Monday, January 30, 2006

Thursday 17th March; 18th day at sea

St. Patrick’s day, so the chef provided Guinness with breakfast – this is not a joke. As it was free I felt obliged to have a glass – probably the first and last time I shall have anything alcoholic at that time of the morning.

Obviously we were at sea all day, and the weather was wonderful – a smooth sea, the sun was shining, and it was mild enough not to need a jacket on out on the aft decks. We had a talk in the morning by Gary, a retired American university lecturer, on the Jemmy Button story. I knew the basic story, but it was good to hear some of the details. Very roughly, he was one of four Indians from Tierra del Fuego who were brought back to Britain by Fitzroy, the commander of the Beagle and then sent back via Keppel island in the Falklands, as part of an Anglican missionary scheme to convert the 7,000 or so Fuegan Indians to Christianity. You can almost guess what happened; the missionary scheme was a failure and by the late 19th century most of the Indians had died of diseases imported by convicts and settlers from Argentina. The only European who comes out of the story with any credit was a Thomas Bridges who compiled a dictionary of one of the four Indian languages, and set up an estancia down the Beagle Channel at a place called Harberton, where some of the surviving Indians lived. His descendants apparently still live there.

We had slides of Svalbard (or Spitzbergen) in the afternoon and then had the final briefing, complete with most of the crew. All of the expedition staff got to have a little talk about their highlights and Simon did his award to the most entertaining passenger . For a moment I thought this was going to be John Peacock, but then realised that Big Ron was the obvious choice. The award named his as a pipit spotter for his discovery of the hitherto unknown South Georgia Diving Pipit – a joke that had been running since Prion Island. Apparently Ron was with Simon’s group on Prion Island, and Simon had been blethering on for ages about these birds called South Georgia Pipits which he’d only seen very rarely.

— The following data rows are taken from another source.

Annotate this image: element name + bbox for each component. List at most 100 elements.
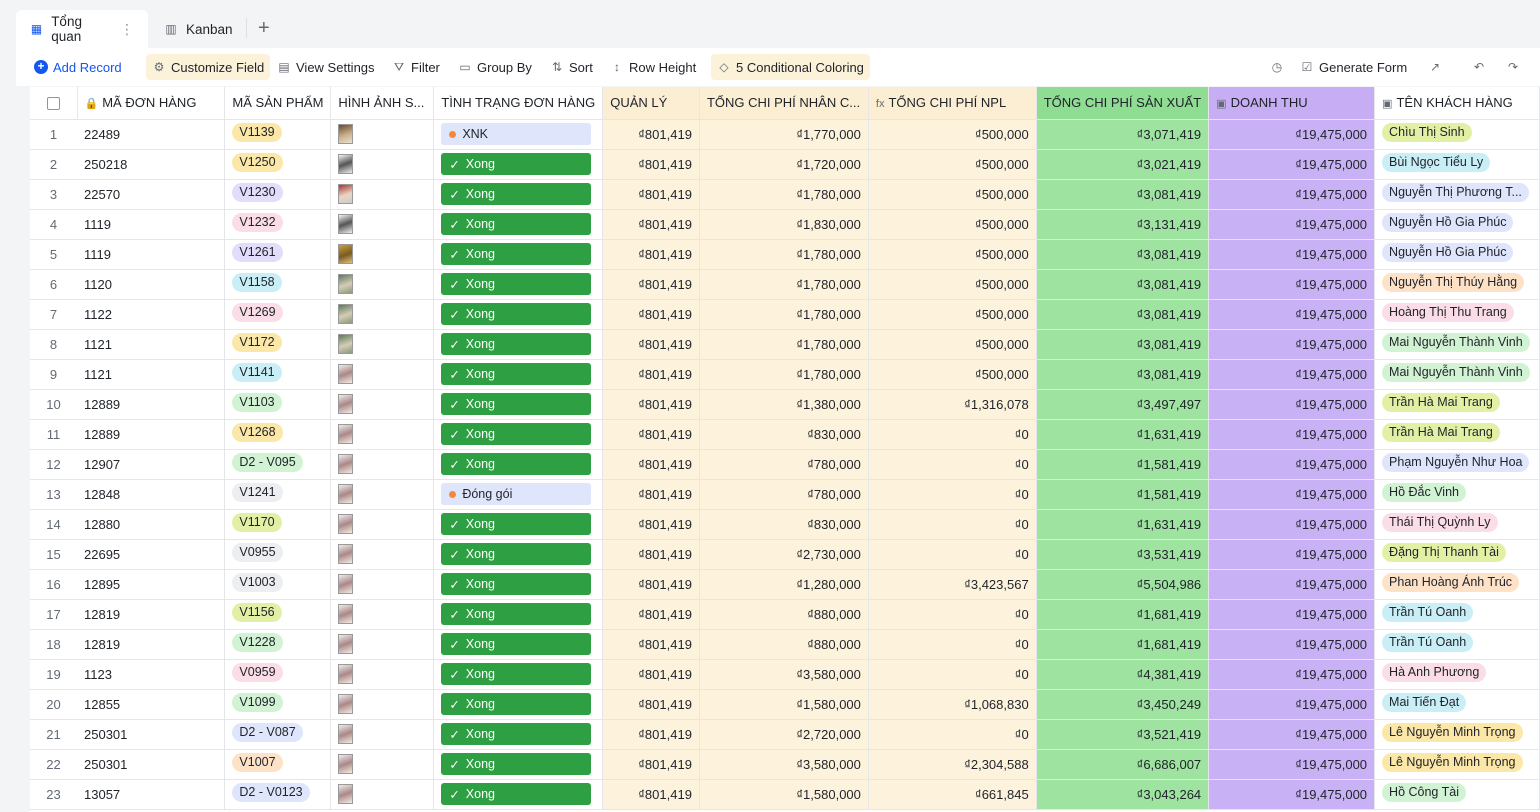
cell-chi-phi-san-xuat[interactable]: ₫1,581,419 [1036, 479, 1210, 510]
cell-status[interactable]: ✓ Xong [433, 749, 604, 780]
cell-sku[interactable]: V1103 [224, 389, 332, 420]
cell-doanh-thu[interactable]: ₫19,475,000 [1208, 779, 1376, 810]
cell-order-id[interactable]: 250301 [77, 749, 226, 780]
cell-ten-khach-hang[interactable]: Nguyễn Thị Phương T... [1374, 179, 1540, 210]
product-thumbnail[interactable] [338, 574, 354, 594]
cell-chi-phi-nhan-cong[interactable]: ₫830,000 [699, 419, 869, 450]
cell-chi-phi-san-xuat[interactable]: ₫3,081,419 [1036, 359, 1210, 390]
cell-doanh-thu[interactable]: ₫19,475,000 [1208, 419, 1376, 450]
cell-sku[interactable]: V1172 [224, 329, 332, 360]
cell-ten-khach-hang[interactable]: Trần Hà Mai Trang [1374, 419, 1540, 450]
select-all-checkbox[interactable] [30, 87, 78, 120]
cell-chi-phi-nhan-cong[interactable]: ₫3,580,000 [699, 749, 869, 780]
cell-chi-phi-npl[interactable]: ₫500,000 [868, 209, 1037, 240]
cell-chi-phi-nhan-cong[interactable]: ₫880,000 [699, 599, 869, 630]
table-row[interactable]: 3 22570 V1230 ✓ Xong ₫801,419 ₫1,780,000 ₫500,0… [30, 179, 1540, 210]
filter-button[interactable]: ⛛ Filter [386, 54, 446, 80]
tab-kanban[interactable]: ▥ Kanban [150, 10, 250, 48]
product-thumbnail[interactable] [338, 544, 354, 564]
cell-doanh-thu[interactable]: ₫19,475,000 [1208, 209, 1376, 240]
cell-quan-ly[interactable]: ₫801,419 [602, 209, 700, 240]
table-row[interactable]: 14 12880 V1170 ✓ Xong ₫801,419 ₫830,000 ₫0 ₫1,63… [30, 509, 1540, 540]
product-thumbnail[interactable] [338, 514, 354, 534]
cell-order-id[interactable]: 250301 [77, 719, 226, 750]
cell-sku[interactable]: V1156 [224, 599, 332, 630]
cell-order-id[interactable]: 22489 [77, 119, 226, 150]
cell-order-id[interactable]: 250218 [77, 149, 226, 180]
cell-image[interactable] [330, 449, 435, 480]
cell-chi-phi-nhan-cong[interactable]: ₫1,720,000 [699, 149, 869, 180]
cell-doanh-thu[interactable]: ₫19,475,000 [1208, 569, 1376, 600]
cell-chi-phi-npl[interactable]: ₫1,316,078 [868, 389, 1037, 420]
cell-chi-phi-nhan-cong[interactable]: ₫1,780,000 [699, 329, 869, 360]
cell-quan-ly[interactable]: ₫801,419 [602, 479, 700, 510]
cell-image[interactable] [330, 419, 435, 450]
cell-chi-phi-san-xuat[interactable]: ₫3,071,419 [1036, 119, 1210, 150]
cell-doanh-thu[interactable]: ₫19,475,000 [1208, 269, 1376, 300]
cell-status[interactable]: ✓ Xong [433, 779, 604, 810]
cell-image[interactable] [330, 329, 435, 360]
cell-image[interactable] [330, 389, 435, 420]
cell-chi-phi-npl[interactable]: ₫3,423,567 [868, 569, 1037, 600]
history-button[interactable]: ◷ [1264, 54, 1290, 80]
cell-image[interactable] [330, 149, 435, 180]
cell-chi-phi-san-xuat[interactable]: ₫1,581,419 [1036, 449, 1210, 480]
cell-order-id[interactable]: 1121 [77, 359, 226, 390]
add-view-icon[interactable]: + [258, 18, 270, 38]
cell-status[interactable]: ✓ Xong [433, 449, 604, 480]
cell-chi-phi-npl[interactable]: ₫500,000 [868, 359, 1037, 390]
cell-status[interactable]: ✓ Xong [433, 719, 604, 750]
cell-chi-phi-san-xuat[interactable]: ₫3,081,419 [1036, 299, 1210, 330]
cell-image[interactable] [330, 269, 435, 300]
cell-chi-phi-npl[interactable]: ₫0 [868, 629, 1037, 660]
cell-chi-phi-npl[interactable]: ₫500,000 [868, 179, 1037, 210]
cell-order-id[interactable]: 1122 [77, 299, 226, 330]
cell-image[interactable] [330, 359, 435, 390]
cell-doanh-thu[interactable]: ₫19,475,000 [1208, 179, 1376, 210]
cell-doanh-thu[interactable]: ₫19,475,000 [1208, 689, 1376, 720]
cell-quan-ly[interactable]: ₫801,419 [602, 539, 700, 570]
cell-doanh-thu[interactable]: ₫19,475,000 [1208, 329, 1376, 360]
cell-ten-khach-hang[interactable]: Lê Nguyễn Minh Trọng [1374, 749, 1540, 780]
col-header-chi-phi-nhan-cong[interactable]: TỔNG CHI PHÍ NHÂN C... [699, 87, 869, 120]
cell-sku[interactable]: V1158 [224, 269, 332, 300]
table-row[interactable]: 1 22489 V1139 XNK ₫801,419 ₫1,770,000 ₫500,000… [30, 119, 1540, 150]
cell-sku[interactable]: V1241 [224, 479, 332, 510]
cell-quan-ly[interactable]: ₫801,419 [602, 449, 700, 480]
table-row[interactable]: 15 22695 V0955 ✓ Xong ₫801,419 ₫2,730,000 ₫0 ₫3,… [30, 539, 1540, 570]
cell-chi-phi-nhan-cong[interactable]: ₫830,000 [699, 509, 869, 540]
table-row[interactable]: 6 1120 V1158 ✓ Xong ₫801,419 ₫1,780,000 ₫500,00… [30, 269, 1540, 300]
col-header-doanh-thu[interactable]: ▣ DOANH THU [1208, 87, 1376, 120]
table-row[interactable]: 16 12895 V1003 ✓ Xong ₫801,419 ₫1,280,000 ₫3,42… [30, 569, 1540, 600]
cell-quan-ly[interactable]: ₫801,419 [602, 119, 700, 150]
add-record-button[interactable]: + Add Record [28, 54, 128, 80]
cell-order-id[interactable]: 1123 [77, 659, 226, 690]
customize-field-button[interactable]: ⚙ Customize Field [146, 54, 271, 80]
table-row[interactable]: 20 12855 V1099 ✓ Xong ₫801,419 ₫1,580,000 ₫1,06… [30, 689, 1540, 720]
share-button[interactable]: ↗ [1422, 54, 1448, 80]
more-icon[interactable]: ⋮ [120, 21, 134, 38]
tab-tong-quan[interactable]: ▦ Tổng quan ⋮ [16, 10, 148, 48]
cell-chi-phi-san-xuat[interactable]: ₫3,081,419 [1036, 269, 1210, 300]
cell-chi-phi-npl[interactable]: ₫0 [868, 719, 1037, 750]
cell-quan-ly[interactable]: ₫801,419 [602, 269, 700, 300]
cell-quan-ly[interactable]: ₫801,419 [602, 419, 700, 450]
cell-quan-ly[interactable]: ₫801,419 [602, 329, 700, 360]
cell-image[interactable] [330, 629, 435, 660]
cell-doanh-thu[interactable]: ₫19,475,000 [1208, 599, 1376, 630]
cell-ten-khach-hang[interactable]: Trần Hà Mai Trang [1374, 389, 1540, 420]
cell-sku[interactable]: V1007 [224, 749, 332, 780]
cell-chi-phi-san-xuat[interactable]: ₫3,450,249 [1036, 689, 1210, 720]
cell-sku[interactable]: V1269 [224, 299, 332, 330]
cell-quan-ly[interactable]: ₫801,419 [602, 659, 700, 690]
product-thumbnail[interactable] [338, 604, 354, 624]
cell-chi-phi-san-xuat[interactable]: ₫1,631,419 [1036, 509, 1210, 540]
cell-order-id[interactable]: 12889 [77, 389, 226, 420]
product-thumbnail[interactable] [338, 364, 354, 384]
cell-ten-khach-hang[interactable]: Hà Anh Phương [1374, 659, 1540, 690]
cell-doanh-thu[interactable]: ₫19,475,000 [1208, 389, 1376, 420]
cell-chi-phi-san-xuat[interactable]: ₫3,081,419 [1036, 179, 1210, 210]
col-header-chi-phi-npl[interactable]: fx TỔNG CHI PHÍ NPL [868, 87, 1037, 120]
cell-quan-ly[interactable]: ₫801,419 [602, 149, 700, 180]
cell-quan-ly[interactable]: ₫801,419 [602, 569, 700, 600]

Ron was unusually silent whilst they were on the Island, but had been the first person to spot these birds and quite a lot of them as well, even though he wasn’t really interested.

The evening was spent at dinner, some time at the bar, plus packing up. I did find out a little about the fuel we’d taken on in Stanley. Apparently we spent about $250,000 for 450 tons of diesel, and given the average use of about 20 tons per day, that supply wouldn’t last a month. It brings the cost of the trip home.